Three-dimensional anatomic modeling and simulation (3D M&S) in cardiovascular (CV) disease have become a
crucial component of treatment planning, medical device design, diagnosis, and FDA approval. Comprehensive,
curated 3-D M&S databases are critical to enable grand challenges, and to advance model reduction, shape
analysis, and deep learning for clinical application. However, large-scale open data curation involving 3-D M&S
present unique challenges; simulations are data intensive, physics-based models are increasingly complex and
highly resolved, heterogeneous solvers and data formats are employed by the community, and simulations
require significant high-performance computing resources. Manually curating a large open-data repository, while
ensuring the contents are verified and credible, is therefore intractable. We aim to overcome these challenges
by developing broadly applicable automated curation data science to ensure model credibility and
accuracy in 3-D M&S, leveraging our team’s expertise in CV simulation, uncertainty quantification,
imaging science, and our existing open data and open source projects. Our team has extensive experience
developing and curating open data and software resources. In 2013, we launched the Vascular Model Repository
(VMR), providing 120 publicly-available datasets, including medical image data, anatomic vascular models, and
blood flow simulation results, spanning numerous vascular anatomies and diseases. The VMR is compatible
with SimVascular, the only fully open source platform providing state-of-the-art image-based blood flow modeling
and analysis capability to the CV simulation community. We propose that novel curation science will enable the
VMR to rapidly intake new data while automatically assessing model credibility, creating a unique resource to
foster rigor and reproducibility in the CV disease community with broad application in 3D M&S. To accomplish
these goals, we propose three specific aims: 1) Develop and validate automated curation methods to assess
credibility of anatomic patient-specific models built from medical image data, 2) Develop and validate automated
curation methods to assess credibility of 3D blood flow simulation results, 3) Disseminate the data curation suite
and expanded VMR. The proposed research is significant and innovative because it will 1) enable rapid
expansion of the repository by limiting curator intervention during data intake, leveraging compatibility with
SimVascular, 2) increase model credibility in the CV simulation community, 3) apply novel supervised and
unsupervised approaches to evaluate anatomic model fidelity, 4) leverage reduced order models for rapid
assessment of complex 3D data.
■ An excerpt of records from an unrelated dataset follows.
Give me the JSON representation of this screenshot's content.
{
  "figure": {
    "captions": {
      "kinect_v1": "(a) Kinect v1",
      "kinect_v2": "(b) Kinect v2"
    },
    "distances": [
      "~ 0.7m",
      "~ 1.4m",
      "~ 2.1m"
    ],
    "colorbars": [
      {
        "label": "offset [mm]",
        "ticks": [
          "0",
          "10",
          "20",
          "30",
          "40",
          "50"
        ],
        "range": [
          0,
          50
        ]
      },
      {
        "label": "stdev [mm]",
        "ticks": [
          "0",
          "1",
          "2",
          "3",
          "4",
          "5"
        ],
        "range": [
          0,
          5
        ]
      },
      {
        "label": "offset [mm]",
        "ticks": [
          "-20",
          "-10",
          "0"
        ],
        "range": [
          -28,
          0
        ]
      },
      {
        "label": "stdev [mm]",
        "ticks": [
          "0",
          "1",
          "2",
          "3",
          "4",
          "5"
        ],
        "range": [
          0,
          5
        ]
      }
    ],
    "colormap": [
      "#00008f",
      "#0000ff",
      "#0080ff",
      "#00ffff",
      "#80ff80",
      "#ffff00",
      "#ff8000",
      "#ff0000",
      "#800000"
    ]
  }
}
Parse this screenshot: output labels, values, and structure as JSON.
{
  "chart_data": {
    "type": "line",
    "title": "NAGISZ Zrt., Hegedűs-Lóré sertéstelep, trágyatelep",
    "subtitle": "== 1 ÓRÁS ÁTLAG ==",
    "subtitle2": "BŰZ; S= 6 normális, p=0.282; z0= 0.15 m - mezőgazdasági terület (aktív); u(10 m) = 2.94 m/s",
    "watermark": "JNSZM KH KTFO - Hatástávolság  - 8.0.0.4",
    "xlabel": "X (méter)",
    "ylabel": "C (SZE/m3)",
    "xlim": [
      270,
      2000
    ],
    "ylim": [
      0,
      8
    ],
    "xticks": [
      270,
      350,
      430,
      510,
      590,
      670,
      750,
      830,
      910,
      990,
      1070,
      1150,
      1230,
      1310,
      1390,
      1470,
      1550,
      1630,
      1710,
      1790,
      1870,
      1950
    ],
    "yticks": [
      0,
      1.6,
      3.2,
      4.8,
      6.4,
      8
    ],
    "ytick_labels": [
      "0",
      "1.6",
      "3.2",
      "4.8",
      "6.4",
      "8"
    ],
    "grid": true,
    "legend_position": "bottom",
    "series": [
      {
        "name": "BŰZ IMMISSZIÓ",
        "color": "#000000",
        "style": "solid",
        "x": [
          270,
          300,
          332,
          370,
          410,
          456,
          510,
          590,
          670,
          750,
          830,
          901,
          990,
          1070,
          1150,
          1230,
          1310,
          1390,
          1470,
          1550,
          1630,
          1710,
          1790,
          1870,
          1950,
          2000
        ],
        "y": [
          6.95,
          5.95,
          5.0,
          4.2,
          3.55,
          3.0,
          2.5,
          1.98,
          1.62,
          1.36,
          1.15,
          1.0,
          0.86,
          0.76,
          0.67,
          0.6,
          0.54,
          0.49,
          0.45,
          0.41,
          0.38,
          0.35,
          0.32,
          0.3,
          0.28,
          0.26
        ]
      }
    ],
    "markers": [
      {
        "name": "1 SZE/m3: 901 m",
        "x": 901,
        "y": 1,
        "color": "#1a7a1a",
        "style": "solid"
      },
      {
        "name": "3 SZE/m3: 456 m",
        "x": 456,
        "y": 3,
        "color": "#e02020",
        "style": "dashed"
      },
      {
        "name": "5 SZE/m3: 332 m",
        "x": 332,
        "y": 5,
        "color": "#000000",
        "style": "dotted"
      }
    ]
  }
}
This project assembles a unique team of experts in cardiovascular simulation,
the developers of SimVascular and creator of the VMR, a professional software engineer, and radiology
technologists. We will build upon our successful track record of launching and supporting open source and open
data resources to ensure success. Data curation science for 3D M&S will have direct and broad impacts in other
physiologic systems and to ultimately impact clinical care in cardiovascular disease.